Finally, in November of 2020, she received the official letter of recognition into Boone and Crockett. The pronghorn scored 83-4/8 points. Not only did he make it into the Boone and Crockett records books but it is also into the all-time records. “I was shocked and so happy! I feel like by doing the process of having him scored and entered into the books gives my pronghorn the recognition he deserves. It was all luck and I’m so grateful that I got the opportunity to get him and go through this process. My pronghorn hunt was an amazing experience,” Achord explained.
According to Boone and Crockett’s website, “A pronghorn with heavy 14-inch horns and four-inch prongs will score about 70 points and is a trophy no one need be ashamed of. If, however, a trophy qualifying for the current Boone and Crockett all-time records needs a minimum of 82.”
This was not Achord’s first hunt and she has been fortunate in bagging a couple nice mule deer bucks, a 6 x 6 bull elk and many cow elk to help feed their family. “We don’t hunt to get a trophy, we hunt for the meat,” she said adding she is in search of a good recipe for antler soup.
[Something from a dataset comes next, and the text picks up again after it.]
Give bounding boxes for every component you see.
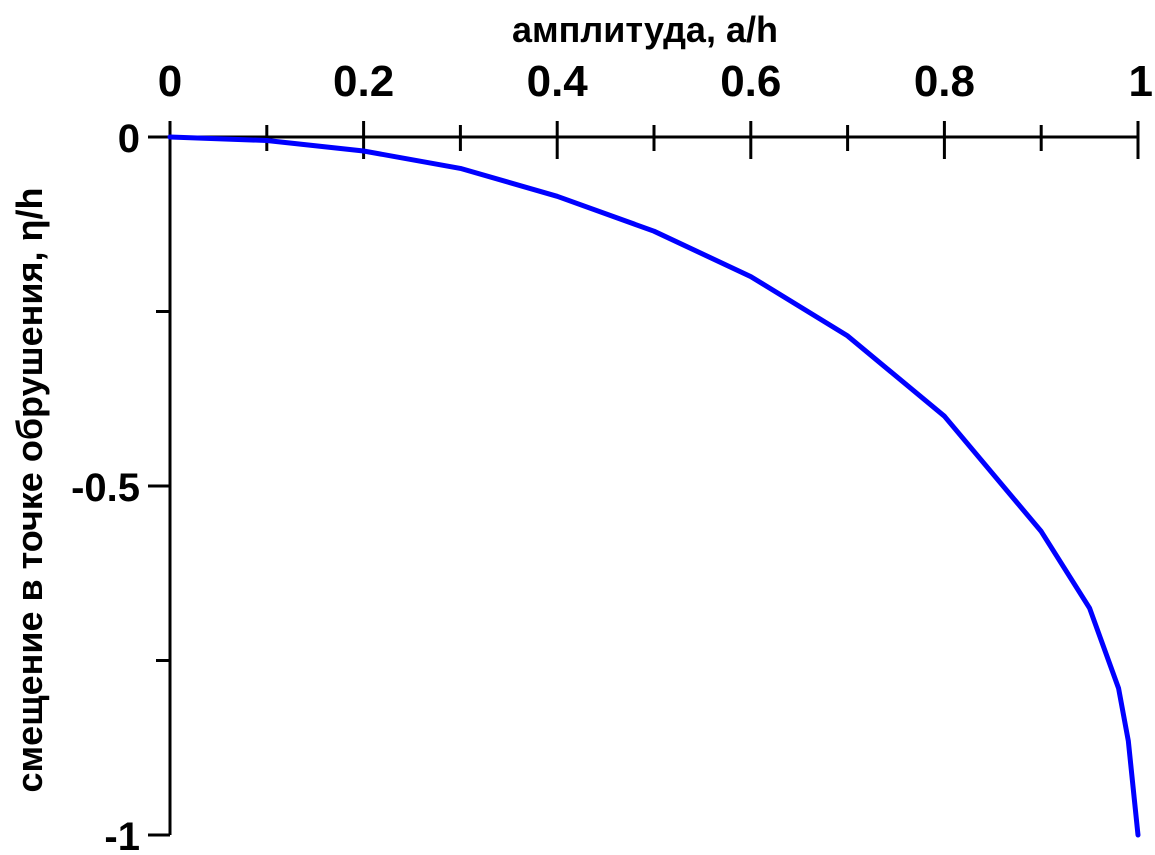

Hunting to Achord is a way of feeding her family. Achord is a devoted wife and mother, but she is also an avid horsewoman having competed in gymkhanas, roping events, barrel racing, and Little Britches Rodeo. She claims to have been riding before she was born and when she was around horses, she was riding. She is a competitor with America’s Mountain Barrel Racing and is on the board of the Lake George Outfitters and Gymkhana.
Her focus now is enjoying life and with her husband and passing on their passions, skills, and love of the outdoors to their daughters Eva and Mina. “I am just very thankful to be living the life I live and to be able to pass on everything to my daughters. My dream is to have them grow up to be talented horsewomen and skilled in the outdoors,” Achord said.
“As for my trophy pronghorn, I’m just lucky to have been in the right place at the right time. I was just happy to have the meat. He was awesome and the biggest I had ever seen. To discover I had bagged a record trophy was icing on the cake and an unexpected, but welcome accomplishment,” she concluded.